小規模バイナリー発電の開発のメリットとして、温泉排熱の利用で温泉の生産に影響を与えないので温泉所有者の理解が得やすい、リードタイムが短い、FIT価格が高いといったことである。しかしながらバイナリー発電による設備容量の増加は50MW程度である。さらに、1990年代までに運転開始した地熱発電所においても東北地方の発電所を中心に出力が減衰しており、今後再エネとしての地熱発電量の増加のためには、大規模な発電所の新規建設や、既存の地熱発電所の出力回復が必要である。
4.日本とニュージーランドの比較
 日本の地熱資源ポテンシャルは活火山の数を基にして、約23,500MWと評価されており、アメリカ、インドネシアについで世界第3位である。
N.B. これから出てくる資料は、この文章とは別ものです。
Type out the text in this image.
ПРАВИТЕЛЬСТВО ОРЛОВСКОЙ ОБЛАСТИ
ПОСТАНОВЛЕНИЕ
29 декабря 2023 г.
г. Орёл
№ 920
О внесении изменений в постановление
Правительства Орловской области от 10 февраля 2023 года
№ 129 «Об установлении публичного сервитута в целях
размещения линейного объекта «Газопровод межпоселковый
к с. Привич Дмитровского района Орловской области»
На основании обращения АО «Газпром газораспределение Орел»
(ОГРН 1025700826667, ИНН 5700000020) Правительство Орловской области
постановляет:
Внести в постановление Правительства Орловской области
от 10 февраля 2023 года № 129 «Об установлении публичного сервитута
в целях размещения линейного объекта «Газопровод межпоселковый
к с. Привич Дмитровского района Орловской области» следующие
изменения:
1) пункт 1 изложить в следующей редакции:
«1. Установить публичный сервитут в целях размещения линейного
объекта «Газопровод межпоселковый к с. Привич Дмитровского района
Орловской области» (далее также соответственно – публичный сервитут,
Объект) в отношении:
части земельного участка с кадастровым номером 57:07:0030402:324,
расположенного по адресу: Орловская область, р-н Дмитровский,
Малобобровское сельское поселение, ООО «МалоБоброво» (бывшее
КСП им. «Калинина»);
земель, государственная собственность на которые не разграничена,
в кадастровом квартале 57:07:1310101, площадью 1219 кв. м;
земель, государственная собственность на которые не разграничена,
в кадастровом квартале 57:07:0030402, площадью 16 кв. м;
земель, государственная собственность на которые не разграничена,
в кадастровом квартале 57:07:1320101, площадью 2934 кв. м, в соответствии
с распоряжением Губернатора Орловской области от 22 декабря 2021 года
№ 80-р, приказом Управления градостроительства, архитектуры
しかしながら、現在の日本の地熱発電の設備容量は約550MWで10位となっている。2000~2011年ごろの地熱開発投資の停滞の影響を受けている形になり、また先述の国立公園内の開発規制、温泉との共生の問題の影響もあるが、テクトニクスの問題も考えられる。そこで、日本と同様に火山国の島国であり、面積も緯度も近いニュージーランドと比較してみたい。
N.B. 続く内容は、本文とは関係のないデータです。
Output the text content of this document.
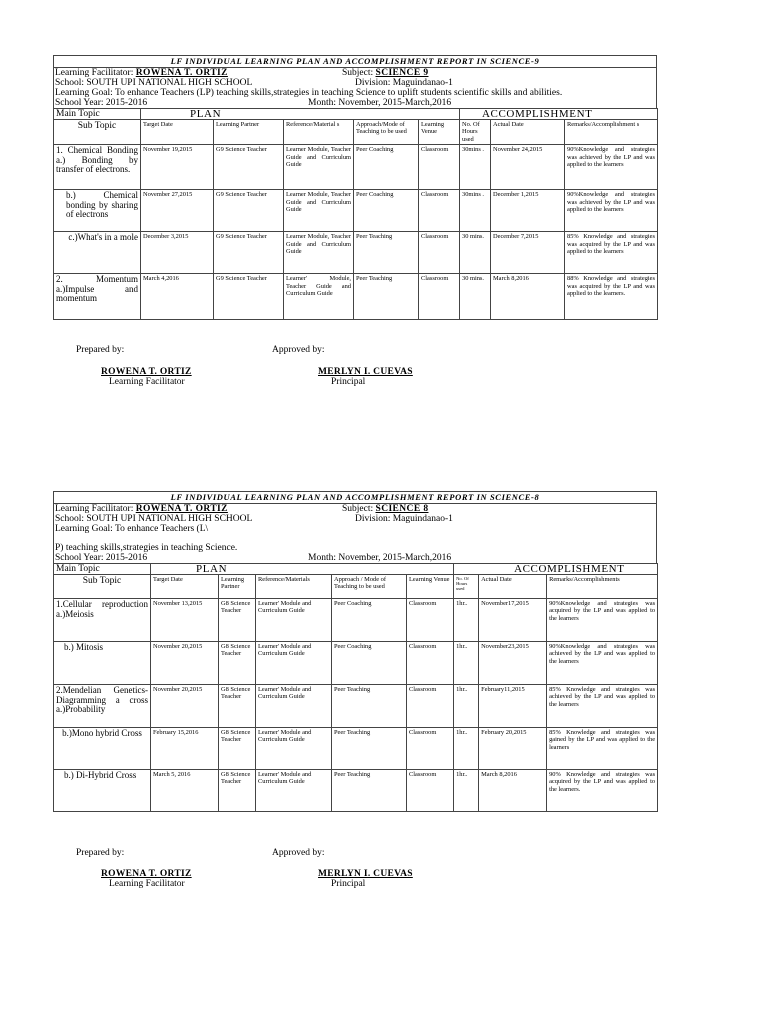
LF INDIVIDUAL LEARNING PLAN AND ACCOMPLISHMENT REPORT IN SCIENCE-9
Learning Facilitator: ROWENA T. ORTIZ	Subject: SCIENCE 9
School: SOUTH UPI NATIONAL HIGH SCHOOL	Division: Maguindanao-1
Learning Goal: To enhance Teachers (LP) teaching skills,strategies in teaching Science to uplift students scientific skills and abilities.
School Year: 2015-2016	Month: November, 2015-March,2016
Main Topic	PLAN					ACCOMPLISHMENT		
Sub Topic	Target Date	Learning Partner	Reference/Material s	Approach/Mode of Teaching to be used	Learning Venue	No. Of Hours used	Actual Date	Remarks/Accomplishment s
1. Chemical Bonding a.) Bonding by transfer of electrons.	November 19,2015	G9 Science Teacher	Learner Module, Teacher Guide and Curriculum Guide	Peer Coaching	Classroom	30mins .	November 24,2015	90%Knowledge and strategies was achieved by the LP and was applied to the learners
b.) Chemical bonding by sharing of electrons	November 27,2015	G9 Science Teacher	Learner Module, Teacher Guide and Curriculum Guide	Peer Coaching	Classroom	30mins .	December 1,2015	90%Knowledge and strategies was achieved by the LP and was applied to the learners
c.)What's in a mole	December 3,2015	G9 Science Teacher	Learner Module, Teacher Guide and Curriculum Guide	Peer Teaching	Classroom	30 mins.	December 7,2015	85% Knowledge and strategies was acquired by the LP and was applied to the learners
2. Momentum a.)Impulse and momentum	March 4,2016	G9 Science Teacher	Learner' Module, Teacher Guide and Curriculum Guide	Peer Teaching	Classroom	30 mins.	March 8,2016	88% Knowledge and strategies was acquired by the LP and was applied to the learners.
Prepared by:	Approved by:
ROWENA T. ORTIZ
Learning Facilitator
MERLYN I. CUEVAS
Principal
LF INDIVIDUAL LEARNING PLAN AND ACCOMPLISHMENT REPORT IN SCIENCE-8
Learning Facilitator: ROWENA T. ORTIZ	Subject: SCIENCE 8
School: SOUTH UPI NATIONAL HIGH SCHOOL	Division: Maguindanao-1
Learning Goal: To enhance Teachers (L\
P) teaching skills,strategies in teaching Science.
School Year: 2015-2016	Month: November, 2015-March,2016
Main Topic	PLAN					ACCOMPLISHMENT		
Sub Topic	Target Date	Learning Partner	Reference/Materials	Approach / Mode of Teaching to be used	Learning Venue	No. Of Hours used	Actual Date	Remarks/Accomplishments
1.Cellular reproduction a.)Meiosis	November 13,2015	G8 Science Teacher	Learner' Module and Curriculum Guide	Peer Coaching	Classroom	1hr..	November17,2015	90%Knowledge and strategies was acquired by the LP and was applied to the learners
b.) Mitosis	November 20,2015	G8 Science Teacher	Learner' Module and Curriculum Guide	Peer Coaching	Classroom	1hr..	November23,2015	90%Knowledge and strategies was achieved by the LP and was applied to the learners
2.Mendelian Genetics-Diagramming a cross a.)Probability	November 20,2015	G8 Science Teacher	Learner' Module and Curriculum Guide	Peer Teaching	Classroom	1hr..	February11,2015	85% Knowledge and strategies was achieved by the LP and was applied to the learners
b.)Mono hybrid Cross	February 15,2016	G8 Science Teacher	Learner' Module and Curriculum Guide	Peer Teaching	Classroom	1hr..	February 20,2015	85% Knowledge and strategies was gained by the LP and was applied to the learners
b.) Di-Hybrid Cross	March 5, 2016	G8 Science Teacher	Learner' Module and Curriculum Guide	Peer Teaching	Classroom	1hr..	March 8,2016	90% Knowledge and strategies was acquired by the LP and was applied to the learners.
Prepared by:	Approved by:
ROWENA T. ORTIZ
Learning Facilitator
MERLYN I. CUEVAS
Principal
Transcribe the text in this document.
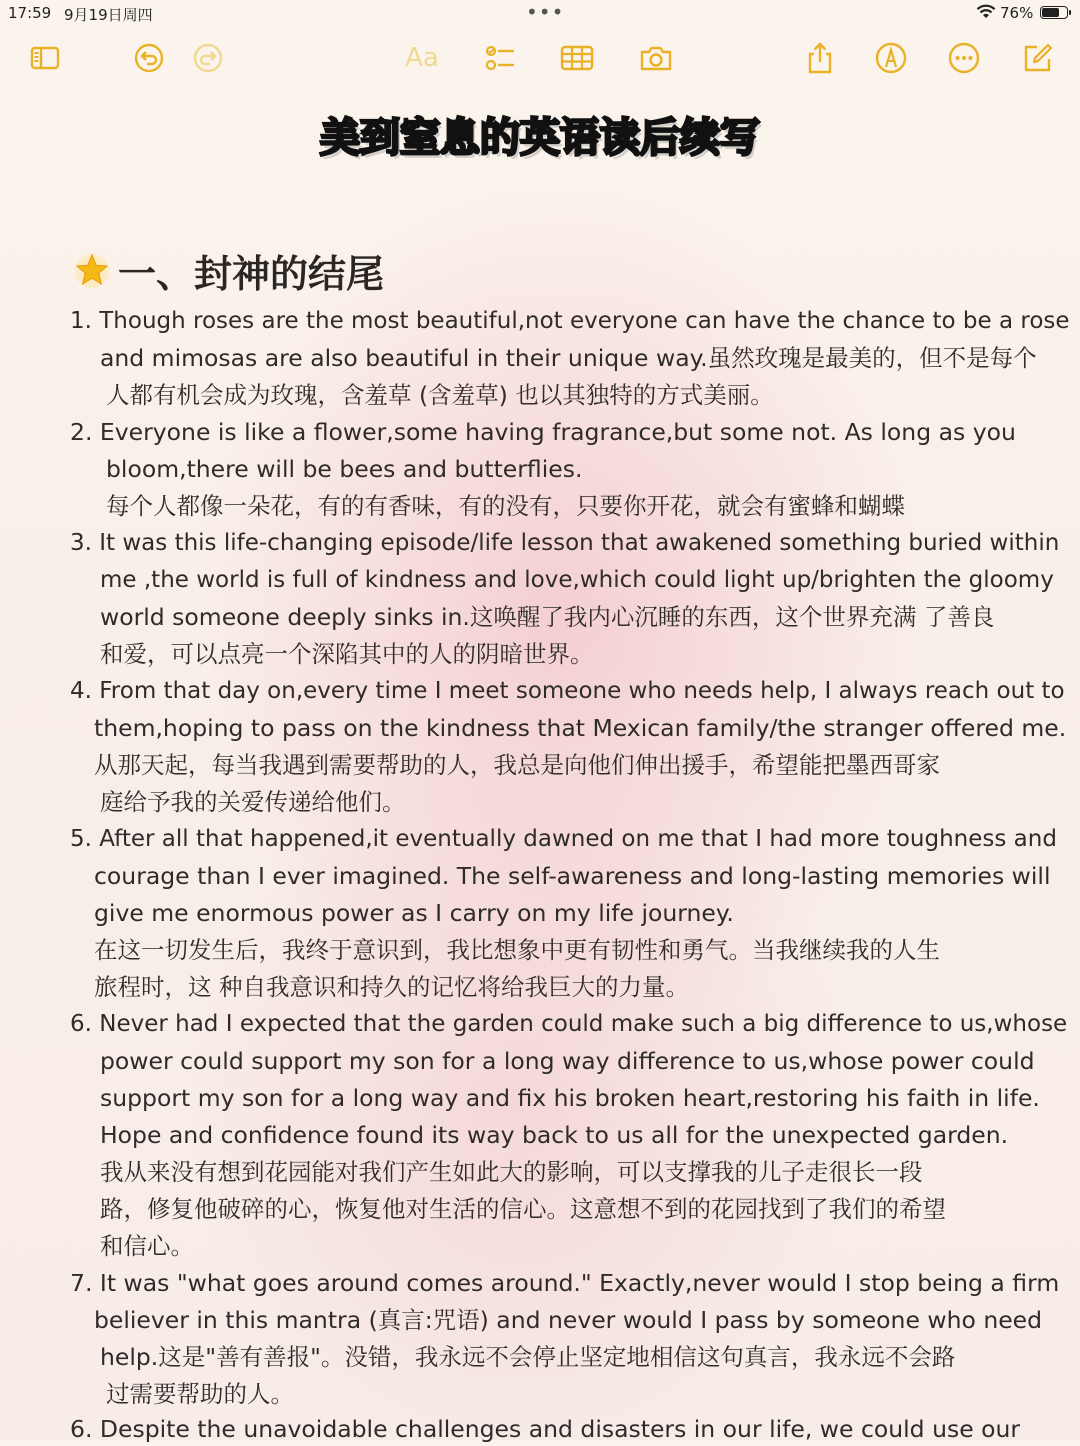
17:59 9月19日周四	•••	76%
Aa
美到窒息的英语读后续写
一、封神的结尾
1. Though roses are the most beautiful,not everyone can have the chance to be a rose
and mimosas are also beautiful in their unique way.虽然玫瑰是最美的，但不是每个
人都有机会成为玫瑰，含羞草 (含羞草) 也以其独特的方式美丽。
2. Everyone is like a flower,some having fragrance,but some not. As long as you
bloom,there will be bees and butterflies.
每个人都像一朵花，有的有香味，有的没有，只要你开花，就会有蜜蜂和蝴蝶
3. It was this life-changing episode/life lesson that awakened something buried within
me ,the world is full of kindness and love,which could light up/brighten the gloomy
world someone deeply sinks in.这唤醒了我内心沉睡的东西，这个世界充满 了善良
和爱，可以点亮一个深陷其中的人的阴暗世界。
4. From that day on,every time I meet someone who needs help, I always reach out to
them,hoping to pass on the kindness that Mexican family/the stranger offered me.
从那天起，每当我遇到需要帮助的人，我总是向他们伸出援手，希望能把墨西哥家
庭给予我的关爱传递给他们。
5. After all that happened,it eventually dawned on me that I had more toughness and
courage than I ever imagined. The self-awareness and long-lasting memories will
give me enormous power as I carry on my life journey.
在这一切发生后，我终于意识到，我比想象中更有韧性和勇气。当我继续我的人生
旅程时，这 种自我意识和持久的记忆将给我巨大的力量。
6. Never had I expected that the garden could make such a big difference to us,whose
power could support my son for a long way difference to us,whose power could
support my son for a long way and fix his broken heart,restoring his faith in life.
Hope and confidence found its way back to us all for the unexpected garden.
我从来没有想到花园能对我们产生如此大的影响，可以支撑我的儿子走很长一段
路，修复他破碎的心，恢复他对生活的信心。这意想不到的花园找到了我们的希望
和信心。
7. It was "what goes around comes around." Exactly,never would I stop being a firm
believer in this mantra (真言:咒语) and never would I pass by someone who need
help.这是"善有善报"。没错，我永远不会停止坚定地相信这句真言，我永远不会路
过需要帮助的人。
6. Despite the unavoidable challenges and disasters in our life, we could use our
 ニュージーランドの地熱発電ポテンシャルは約3,650MWで世界8位であるが、現在の地熱発電所の設備容量は約1,064MWで日本の2倍程度で世界6位である。また、ニュージーランドの地熱発電所のタービンのサイズは大きく、例えばナ・アワ・プルア地熱発電所では約139MWと世界最大の地熱タービンがあり、カエラウにも約96MWのタービンがある。日本では、八丁原地熱発電所の55MWが最大である。1地点当たりの地熱発電量もニュージーランドの方が相対的に大きくなっており、生産も安定している。その理由としては、ニュージーランドの多くの地熱発電所があるタウポ火山帯がタウポリフトにあたるため、約1km付近の比較的浅い深度に約300℃の地熱流体が中生界の上位に重なる第四紀火山岩-堆積岩よりなる多孔質帯水層に賦存している。そのことにより、大規模な地熱発電所が開発しやすい状況にあると考えられる。また、現地の地形が比較的平坦であることも開発を促進しており、主要な地熱発電所が山間部にあり、降雪などで開発期間が限られる日本とは対象的である。
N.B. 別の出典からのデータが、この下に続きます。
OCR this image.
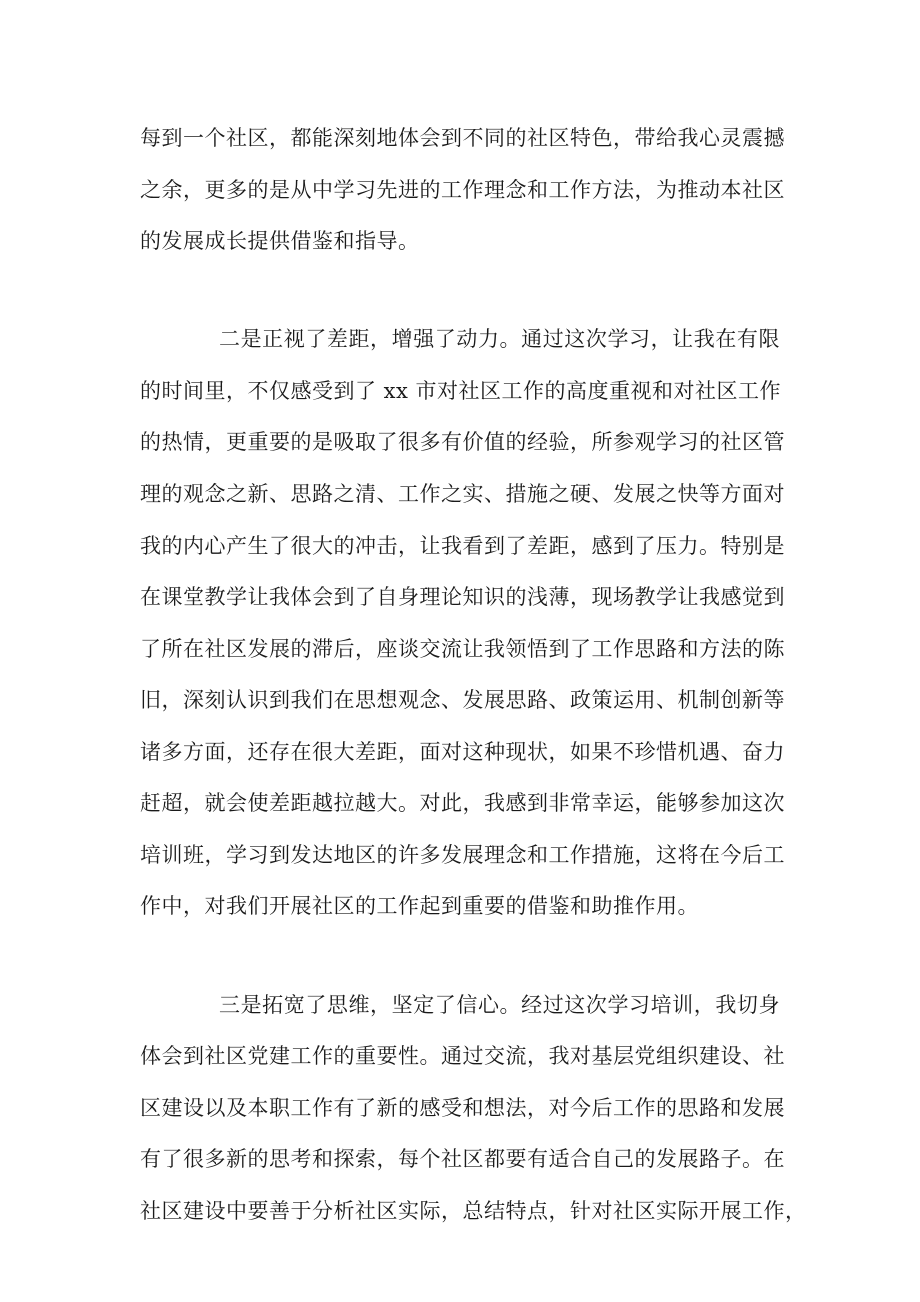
每到一个社区，都能深刻地体会到不同的社区特色，带给我心灵震撼
之余，更多的是从中学习先进的工作理念和工作方法，为推动本社区
的发展成长提供借鉴和指导。
二是正视了差距，增强了动力。通过这次学习，让我在有限
的时间里，不仅感受到了 xx 市对社区工作的高度重视和对社区工作
的热情，更重要的是吸取了很多有价值的经验，所参观学习的社区管
理的观念之新、思路之清、工作之实、措施之硬、发展之快等方面对
我的内心产生了很大的冲击，让我看到了差距，感到了压力。特别是
在课堂教学让我体会到了自身理论知识的浅薄，现场教学让我感觉到
了所在社区发展的滞后，座谈交流让我领悟到了工作思路和方法的陈
旧，深刻认识到我们在思想观念、发展思路、政策运用、机制创新等
诸多方面，还存在很大差距，面对这种现状，如果不珍惜机遇、奋力
赶超，就会使差距越拉越大。对此，我感到非常幸运，能够参加这次
培训班，学习到发达地区的许多发展理念和工作措施，这将在今后工
作中，对我们开展社区的工作起到重要的借鉴和助推作用。
三是拓宽了思维，坚定了信心。经过这次学习培训，我切身
体会到社区党建工作的重要性。通过交流，我对基层党组织建设、社
区建设以及本职工作有了新的感受和想法，对今后工作的思路和发展
有了很多新的思考和探索，每个社区都要有适合自己的发展路子。在
社区建设中要善于分析社区实际，总结特点，针对社区实际开展工作，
 そのほか社会的にも日本より地熱開発がしやすい状況にある。例えばカエラウで約100MWの発電プラントが計画から5年程度と日本の半分くらいの期間で運転開始できるような規制の緩和、地方自治体による環境モニタリングの徹底、先住民であるマオリ文化との共生、地熱発電を実施する主要な2社の電力会社の開発地域が入り組んでいること、さらに電力会社など地熱開発の関連企業と、学術・研究組織であるオークランド大学やGNSサイエンスとの連携がうまくいってることなどがあげられる。
5.おわりに
 日本は地熱ポテンシャルに比較して地熱発電量が少なく、開発に向けて課題は多く、また諸外国に比べ開発に不利な状況はある。しかしながら有望地域のポテンシャル調査は急速に進んでおり、発電タービンなど世界のトップシェアを占める技術を有しており、今後の地熱発電利用の促進が期待される。